La continuidad del espíritu de tolerancia ilustrada de Voltaire lleva a Glucksmann a hacer una defensa que él llama "anacrónica" de los derechos del hombre pero con un fuerte sesgo pesimista. Así, deja constancia de que hoy llamamos “lucidez” a la reticencia a resistir. “No puede hacerse nada”, decimos y, así, no se denuncia del Gulag, ni el caso del boat people vietnamita (por cuya causa es sabido que Glücksmann movilizó a Sartre y Bernard-Henry Levy). Tampoco se apoya el movimiento polaco de Solidaridad, ni la lucha de los argelinos contra el integrismo o la de los caucasianos por su emancipación y hasta admitimos el genocidio de los tutsis en Ruanda. Es impresionante el momento en que el autor contrapone esta indiferencia, este abandono contemporáneo a la implicación personal de Voltaire por la tolerancia en los tres conocidos casos de Calas, Sirven y el caballero de la Barre. 

Sin duda, con la caída del muro de Berlín, epílogo de la guerra fría, el optimismo panglossiano invadió todo, desde los palacios a las chozas y, en el colmo de la ingenuidad, llegó a especularse con el fin de la historia.

Glucksmann cree que la construcción europea es la alternativa que ofrece el siglo XXI al renacimiento del patriotismo y el nacionalismo. Seguramente tendría algo que decir con la brexit. En esta Europa, dirigida por Alemania, el "ángel" de Angela Merkel, resulta ser el país más popular del mundo. Se siente uno inclinado a gastar la broma de si, al final, Merkel no será la personificación de la Cunegunda que Cándido busca tan desesperadamente.  Porque, al fin y al cabo, el  sueño europeo aparece ensombrecido por esos fenómenos que ya se denunciaban al comienzo: los desplazados, exiliados, expulsados; por las matanzas, los troceamientos de gente.  Glucksmann se hace eco del dictamen de Khodorkovsky, el millonario ruso que ha pasado diez años en Siberia recientemente como en los viejos y sempiternos tiempos: la locura, la violencia y la corrupción, son males peores que la bomba atómica. 
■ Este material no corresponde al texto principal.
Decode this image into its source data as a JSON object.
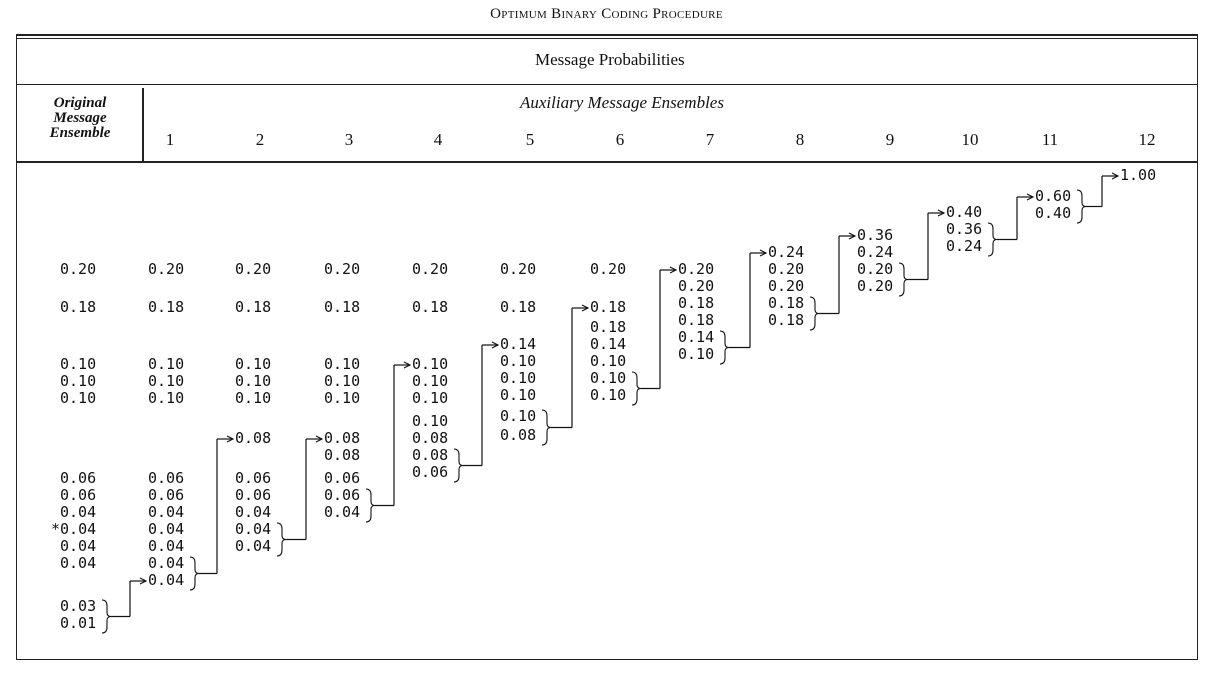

En definitiva, Glucksmann viene a decir que, en paralelo con Goethe (Fausto), Marx (el Manifiesto) Voltaire explora el acceso de la modernidad a ella misma. Ya no hay imperios, todos han caído y los EEUU no quieren o no pueden serlo.  La misma noción romana de Imperio está obsoleta, cosa que no sé cómo sonará a los oídos de Hardt y Negri. En su lugar observa una reaparición y difusión del espíritu de la “renardie” esto es, un compuesto de picardía, extralimitación, demasía, indiferencia, etc frente a lo cual suena la recomendación del partidario de "aplastar la infame", esto es, cultivar nuestro huerto.

Un libro que contiene una mirada escéptica, tolerante, pero también indignada sobre el mundo contemporáneo, desgarrado entre el conformismo y la indiferencia. Si alguna objeción se le puede poner se encuentra en el hecho de que el examen no menciona ni una vez el fenómeno del terrorismo actual, que proyecta una sombra inquietante sobre las posibilidades de encontrar respuestas moralmente válidas a la cuestión de los refugiados.